An Apple report on the business impact of climate change shows how extreme weather conditions could have benefits for the company as well as downsides.

The report was published by the Carbon Disclosure Project (CDP), a non-profit which aims to encourage companies to make the right choices about their environmental impact. Its reports collate company responses to questions about their policies, targets and performance – but the most interesting section is on the ‘risks and opportunities’ …

Apple details a number of risks to the business posed either by climate change itself, or by governmental responses to it. For example, the company outlined the way in which extreme weather could disrupt its supply chain and logistics.

Apple assesses the risk as 50/50, and the likely financial impact at around $300M.

Other risks described in the report are increased energy costs (which Apple notes are in part mitigated by its own solar panels) and reputational risk if it fails to satisfy consumers that it is doing the right thing in regard to climate change.

But the company also notes potential upsides. For example, tighter regulation on energy usage could boost sales given that it works hard to make its products energy-efficient.

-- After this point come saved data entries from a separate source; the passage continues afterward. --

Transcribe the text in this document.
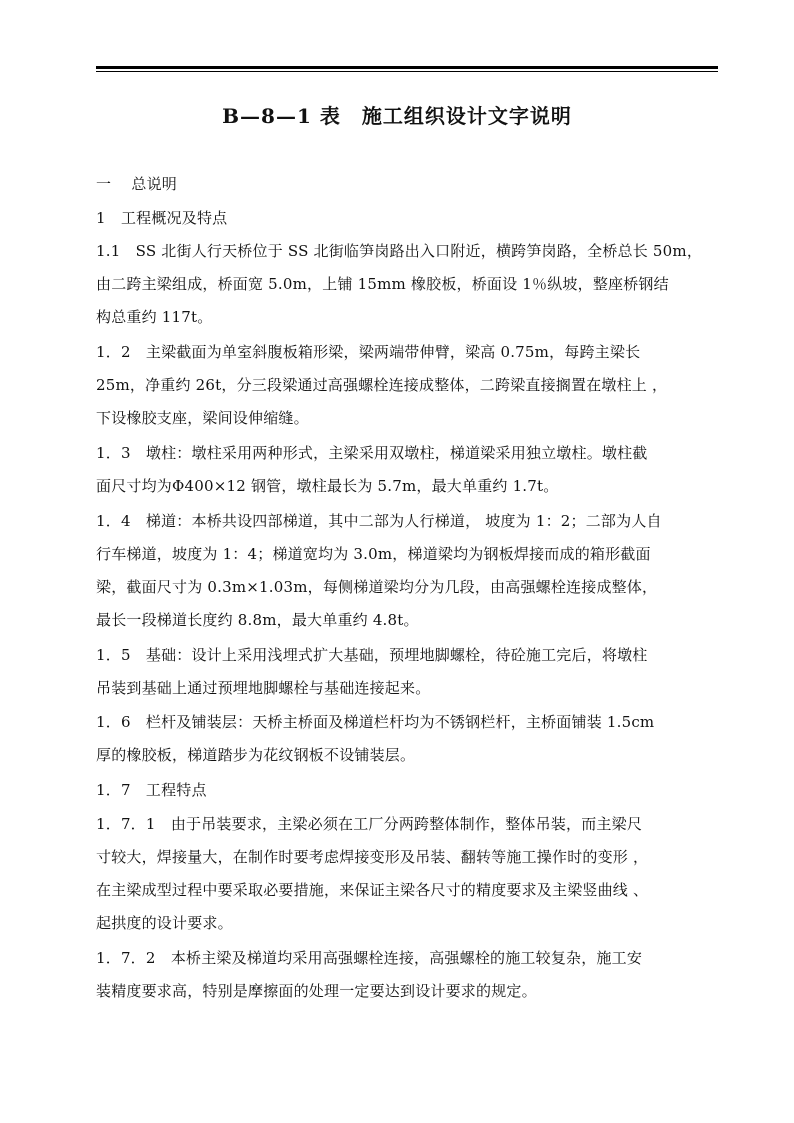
B—8—1 表　施工组织设计文字说明
一　 总说明
1　工程概况及特点
1.1　SS 北街人行天桥位于 SS 北街临笋岗路出入口附近，横跨笋岗路，全桥总长 50m，
由二跨主梁组成，桥面宽 5.0m，上铺 15mm 橡胶板，桥面设 1％纵坡，整座桥钢结
构总重约 117t。
1．2　主梁截面为单室斜腹板箱形梁，梁两端带伸臂，梁高 0.75m，每跨主梁长
25m，净重约 26t，分三段梁通过高强螺栓连接成整体，二跨梁直接搁置在墩柱上 ，
下设橡胶支座，梁间设伸缩缝。
1．3　墩柱：墩柱采用两种形式，主梁采用双墩柱，梯道梁采用独立墩柱。墩柱截
面尺寸均为Φ400×12 钢管，墩柱最长为 5.7m，最大单重约 1.7t。
1．4　梯道：本桥共设四部梯道，其中二部为人行梯道， 坡度为 1：2；二部为人自
行车梯道，坡度为 1：4；梯道宽均为 3.0m，梯道梁均为钢板焊接而成的箱形截面
梁，截面尺寸为 0.3m×1.03m，每侧梯道梁均分为几段，由高强螺栓连接成整体，
最长一段梯道长度约 8.8m，最大单重约 4.8t。
1．5　基础：设计上采用浅埋式扩大基础，预埋地脚螺栓，待砼施工完后，将墩柱
吊装到基础上通过预埋地脚螺栓与基础连接起来。
1．6　栏杆及铺装层：天桥主桥面及梯道栏杆均为不锈钢栏杆，主桥面铺装 1.5cm
厚的橡胶板，梯道踏步为花纹钢板不设铺装层。
1．7　工程特点
1．7．1　由于吊装要求，主梁必须在工厂分两跨整体制作，整体吊装，而主梁尺
寸较大，焊接量大，在制作时要考虑焊接变形及吊装、翻转等施工操作时的变形 ，
在主梁成型过程中要采取必要措施，来保证主梁各尺寸的精度要求及主梁竖曲线 、
起拱度的设计要求。
1．7．2　本桥主梁及梯道均采用高强螺栓连接，高强螺栓的施工较复杂，施工安
装精度要求高，特别是摩擦面的处理一定要达到设计要求的规定。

And as consumers become more conscious of climate change, they may increasingly favor companies like Apple that try to do the right thing – like powering all operations from renewable energy. Apple publishes an annual Environmental Responsibility Report, and VP Lisa Jackson last year won an award for greening Apple’s supply chain.

Apple says that consumer concerns about preparations for severe weather events could also make its products more appealing, citing functionality like the SOS feature.

Overall, Apple estimates that the total upsides of climate change could be worth as much as $920M.

CDP awarded Apple an A rating for its responses, the top rating achieved by only 2% of companies.